Cheaper Off-Peak Tariffs

EV-specific tariffs (Octopus Go, OVO Drive + Electric, British Gas Electric Driver) offer significantly cheaper overnight rates — typically 7–10p per kWh between midnight and 5am. This reduces home charging costs by 50–70%. A 77kWh battery charged overnight at 7p per kWh costs just £5.39 — roughly 2p per mile. Most EV charging points and vehicles support scheduled charging.

Public Charging Costs

Rapid chargers (50kW+) cost 60–80p per kWh in 2024 — roughly equivalent to petrol.

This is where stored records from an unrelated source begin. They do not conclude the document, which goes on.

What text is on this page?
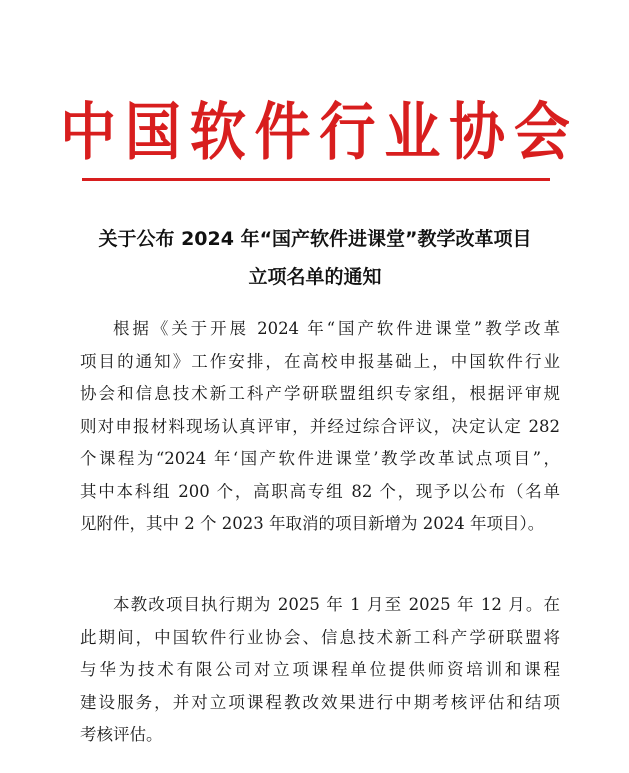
中 国 软 件 行 业 协 会
关于公布 2024 年“国产软件进课堂”教学改革项目
立项名单的通知
根据《关于开展 2024 年“国产软件进课堂”教学改革
项目的通知》工作安排，在高校申报基础上，中国软件行业
协会和信息技术新工科产学研联盟组织专家组，根据评审规
则对申报材料现场认真评审，并经过综合评议，决定认定 282
个课程为“2024 年‘国产软件进课堂’教学改革试点项目”，
其中本科组 200 个，高职高专组 82 个，现予以公布（名单
见附件，其中 2 个 2023 年取消的项目新增为 2024 年项目）。
本教改项目执行期为 2025 年 1 月至 2025 年 12 月。在
此期间，中国软件行业协会、信息技术新工科产学研联盟将
与华为技术有限公司对立项课程单位提供师资培训和课程
建设服务，并对立项课程教改效果进行中期考核评估和结项
考核评估。
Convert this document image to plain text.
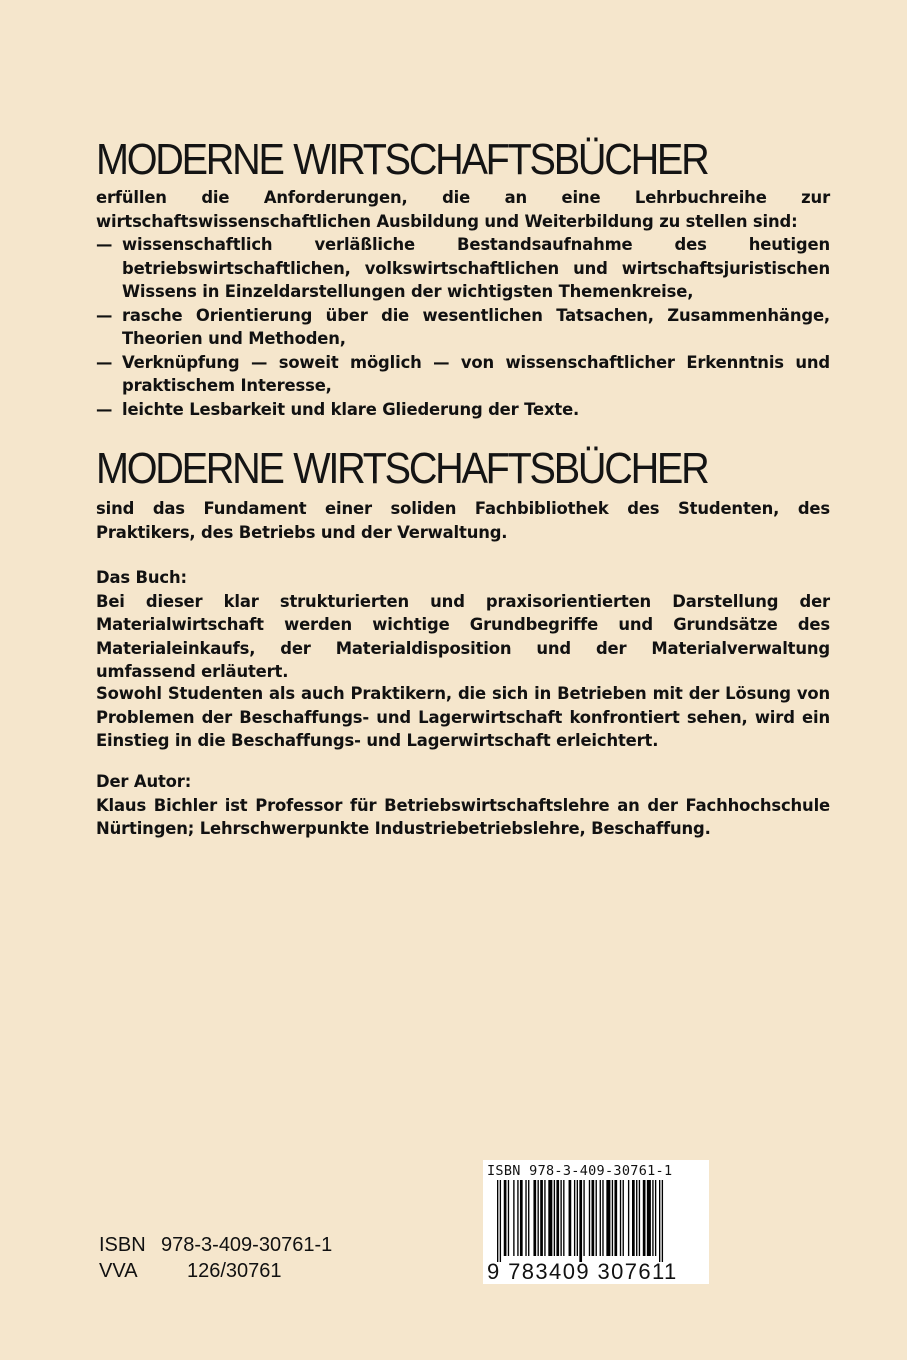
MODERNE WIRTSCHAFTSBÜCHER

erfüllen die Anforderungen, die an eine Lehrbuchreihe zur wirtschaftswissenschaftlichen Ausbildung und Weiterbildung zu stellen sind:

— wissenschaftlich verläßliche Bestandsaufnahme des heutigen betriebswirtschaftlichen, volkswirtschaftlichen und wirtschaftsjuristischen Wissens in Einzeldarstellungen der wichtigsten Themenkreise,
— rasche Orientierung über die wesentlichen Tatsachen, Zusammenhänge, Theorien und Methoden,
— Verknüpfung — soweit möglich — von wissenschaftlicher Erkenntnis und praktischem Interesse,
— leichte Lesbarkeit und klare Gliederung der Texte.
MODERNE WIRTSCHAFTSBÜCHER

sind das Fundament einer soliden Fachbibliothek des Studenten, des Praktikers, des Betriebs und der Verwaltung.

Das Buch:

Bei dieser klar strukturierten und praxisorientierten Darstellung der Materialwirtschaft werden wichtige Grundbegriffe und Grundsätze des Materialeinkaufs, der Materialdisposition und der Materialverwaltung umfassend erläutert.

Sowohl Studenten als auch Praktikern, die sich in Betrieben mit der Lösung von Problemen der Beschaffungs- und Lagerwirtschaft konfrontiert sehen, wird ein Einstieg in die Beschaffungs- und Lagerwirtschaft erleichtert.

Der Autor:

Klaus Bichler ist Professor für Betriebswirtschaftslehre an der Fachhochschule Nürtingen; Lehrschwerpunkte Industriebetriebslehre, Beschaffung.

ISBN 978-3-409-30761-1
VVA	126/30761
ISBN 978-3-409-30761-1
9 783409 307611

Ultra-rapid chargers (150–350kW) cost 65–90p per kWh. Pod Point and IONITY destination chargers vary from free to 30p per kWh. The economics of EVs depend heavily on home charging — if you mainly use public rapid chargers, the fuel cost advantage largely disappears.

Charger Types and Speeds

3-pin plug: 2.3kW, adds roughly 8 miles per hour — fine for occasional top-up, slow for regular use. 7kW home wallbox: adds 25–30 miles per hour, charges most EVs overnight — the recommended minimum for home installation. 22kW three-phase: available in some properties, adds around 75 miles per hour. Public rapid (50kW DC): 80% charge in approximately 1 hour. Ultra-rapid (150–350kW DC): 80% charge in 20–30 minutes.